La conclusion de Clemons:
«I spoke to one of the world's leading, successful financiers Tuesday night who told me he prefers Summers to Geithner at Treasury. But I countered that Larry Summers will probably continue his work as one of Bob Rubin's chief acolytes – and Rubinism is one of the chief reasons that this economy has been trampling the Middle Class and labor in favor of the super-wealthy financial elite. This financier told me that Rubin and Summers are quite different in fact but few knew of the tensions between them. I told him I'd love to hear more about that as it could help me appreciate Summers more than I do now.
»I will keep an open mind, but we are beginning to see trends that if Obama does bring back Summers – and possibly keeps Gates at Defense – that he is not ready to make the first term of an Obama administration about the new great leaps forward we need. He may be crafting a hybrid of Bill Clinton and George W. Bush holdovers.
»Indeed, there is a chance that Obama I could turn out to be GW Bush III & Clinton III.»

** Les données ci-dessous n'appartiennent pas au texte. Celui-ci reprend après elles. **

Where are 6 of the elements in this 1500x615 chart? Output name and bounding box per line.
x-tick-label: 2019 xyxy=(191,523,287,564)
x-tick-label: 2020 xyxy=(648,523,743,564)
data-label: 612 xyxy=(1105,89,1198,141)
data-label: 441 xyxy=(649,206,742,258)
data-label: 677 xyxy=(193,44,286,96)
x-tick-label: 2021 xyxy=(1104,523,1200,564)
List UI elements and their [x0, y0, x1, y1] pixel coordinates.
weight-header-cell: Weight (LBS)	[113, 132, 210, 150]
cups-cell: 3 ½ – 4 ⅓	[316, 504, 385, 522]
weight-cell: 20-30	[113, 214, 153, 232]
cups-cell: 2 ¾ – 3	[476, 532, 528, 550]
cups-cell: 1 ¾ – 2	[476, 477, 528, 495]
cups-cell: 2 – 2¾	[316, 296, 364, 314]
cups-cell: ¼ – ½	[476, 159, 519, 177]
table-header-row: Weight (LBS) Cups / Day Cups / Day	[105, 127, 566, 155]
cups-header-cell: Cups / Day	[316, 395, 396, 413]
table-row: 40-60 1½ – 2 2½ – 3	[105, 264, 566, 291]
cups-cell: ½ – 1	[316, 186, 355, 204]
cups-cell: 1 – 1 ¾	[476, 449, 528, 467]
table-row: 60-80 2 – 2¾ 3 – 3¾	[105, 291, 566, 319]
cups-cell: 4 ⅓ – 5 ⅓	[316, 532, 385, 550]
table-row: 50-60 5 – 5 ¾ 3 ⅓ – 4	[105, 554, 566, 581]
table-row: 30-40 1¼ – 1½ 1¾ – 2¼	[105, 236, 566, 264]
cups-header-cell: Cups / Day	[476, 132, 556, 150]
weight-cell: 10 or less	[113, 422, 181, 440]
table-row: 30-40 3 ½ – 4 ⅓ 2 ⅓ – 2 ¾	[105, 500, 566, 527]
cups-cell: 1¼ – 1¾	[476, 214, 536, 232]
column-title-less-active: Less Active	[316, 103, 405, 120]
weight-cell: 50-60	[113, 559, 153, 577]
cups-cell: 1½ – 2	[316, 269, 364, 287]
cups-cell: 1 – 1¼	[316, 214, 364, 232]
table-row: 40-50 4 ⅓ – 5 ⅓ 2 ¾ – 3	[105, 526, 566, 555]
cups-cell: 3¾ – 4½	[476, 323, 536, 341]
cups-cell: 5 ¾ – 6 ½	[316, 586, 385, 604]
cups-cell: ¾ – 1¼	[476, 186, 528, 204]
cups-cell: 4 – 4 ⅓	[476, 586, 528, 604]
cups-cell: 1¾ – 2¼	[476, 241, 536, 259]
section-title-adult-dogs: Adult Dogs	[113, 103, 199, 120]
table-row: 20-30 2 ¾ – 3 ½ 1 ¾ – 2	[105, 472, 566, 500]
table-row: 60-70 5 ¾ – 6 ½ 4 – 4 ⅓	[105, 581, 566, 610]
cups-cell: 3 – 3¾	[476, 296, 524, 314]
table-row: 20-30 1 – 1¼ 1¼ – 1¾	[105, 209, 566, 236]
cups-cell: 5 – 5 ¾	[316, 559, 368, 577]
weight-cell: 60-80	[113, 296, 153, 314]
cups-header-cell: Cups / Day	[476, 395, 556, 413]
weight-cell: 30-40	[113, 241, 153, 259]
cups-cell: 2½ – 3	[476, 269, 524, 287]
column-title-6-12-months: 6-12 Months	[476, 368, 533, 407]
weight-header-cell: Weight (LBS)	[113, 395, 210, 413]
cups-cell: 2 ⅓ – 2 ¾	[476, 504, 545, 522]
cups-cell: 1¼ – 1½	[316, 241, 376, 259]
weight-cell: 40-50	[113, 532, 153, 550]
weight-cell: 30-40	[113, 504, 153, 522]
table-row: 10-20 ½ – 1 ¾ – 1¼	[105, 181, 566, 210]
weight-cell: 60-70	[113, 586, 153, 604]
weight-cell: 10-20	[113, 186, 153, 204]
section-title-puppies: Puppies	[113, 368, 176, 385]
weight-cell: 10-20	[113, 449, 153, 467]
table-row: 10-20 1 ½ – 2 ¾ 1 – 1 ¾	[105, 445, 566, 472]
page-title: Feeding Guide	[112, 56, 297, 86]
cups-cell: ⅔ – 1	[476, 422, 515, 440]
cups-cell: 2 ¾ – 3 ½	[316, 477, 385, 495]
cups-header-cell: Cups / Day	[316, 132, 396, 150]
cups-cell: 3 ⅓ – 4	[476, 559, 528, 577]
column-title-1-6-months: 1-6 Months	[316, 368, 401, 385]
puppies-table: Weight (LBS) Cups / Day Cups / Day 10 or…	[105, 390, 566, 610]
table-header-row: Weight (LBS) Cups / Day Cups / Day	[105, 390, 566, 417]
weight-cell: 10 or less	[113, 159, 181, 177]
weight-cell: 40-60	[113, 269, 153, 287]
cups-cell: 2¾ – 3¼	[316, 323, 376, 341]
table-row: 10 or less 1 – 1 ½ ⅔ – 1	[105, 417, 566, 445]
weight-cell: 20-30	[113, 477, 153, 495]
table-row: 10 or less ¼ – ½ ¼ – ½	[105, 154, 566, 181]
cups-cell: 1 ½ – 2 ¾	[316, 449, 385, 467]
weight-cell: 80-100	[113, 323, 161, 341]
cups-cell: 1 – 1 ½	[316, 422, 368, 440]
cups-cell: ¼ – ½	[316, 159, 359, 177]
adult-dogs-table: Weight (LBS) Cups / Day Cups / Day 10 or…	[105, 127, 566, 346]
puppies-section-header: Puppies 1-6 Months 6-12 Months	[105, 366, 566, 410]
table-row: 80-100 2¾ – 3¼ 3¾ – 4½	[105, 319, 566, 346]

La grande question est (ou plutôt “était”) de savoir si Obama mènera(it) les événements ou s’il sera(it) mené par eux. Nous avons déjà un début de réponse, vraiment très vite, – et ce rythme indique vers où tend la réponse. Ce rythme même est celui des événements, indication convaincante que les événements reprennent le dessus, s’ils ont jamais abdiqué à cet égard, – et les évènements, à cet égard et considérant leur importance, ne sont rien d’autre que l’Histoire. Le risque d’ores et déjà palpable est que le fantastique épisode de l’élection d’Obama, cet épisode-éclair qu’un Engelhardt lui-même considérait avec stupéfaction au matin du 5 novembre, n’apparaisse que comme un épiphénomène colossal, une incursion dans une folle ivresse virtualiste, d’une puissance inouïe et aussitôt disparue, avec une vitesse inouïe. Engelhardt lui-même, signe qu’il a compris intuitivement la chose, nous le disait à la fin de son rapport sur le “juggernaut” Obama: «It's worth keeping in mind that Barack Obama is but a man.»
D’un côté, on se dit qu’Obama ne peut faire autrement qu’aller très vite en se plongeant dans la situation tragique pour tenter d'en saisir les fils, d’autant qu’il y est impliqué depuis le 25 septembre, presque installé au commandement à côté de l’erratique GW. D’un autre côté, on se dit qu’à agir de la sorte, il ne fait rien d’autre que de se constituer lui-même prisonnier “de la situation”, des événements, de leur rythme et de leur puissance. Peut-être cette vaste intelligence qu’est Obama n’a-t-elle rien saisi de la substance de la situation, si elle semble avoir compris ses apparences techniques? La vastitude de l’intelligence instruite dans les rets du système implique-t-elle l’impuissance ou la disparition, ou la perversion de l’intuition? Obama ne sait sans doute rien de la leçon de FDR (Roosevelt) avec son élection de novembre 1932: refuser de coopérer avec Hoover (président en fonction, battu pour sa réélection) après son élection, prendre le risque inouï de continuer à voir l’Amérique s’effondrer, mais assurer pour sa prise de pouvoir de mars 1933 la possibilité d’une rupture psychologique formidable, – et la chose, cette “rupture psychologique”, marcha effectivement, avec le résultat psychologique qu’on sait…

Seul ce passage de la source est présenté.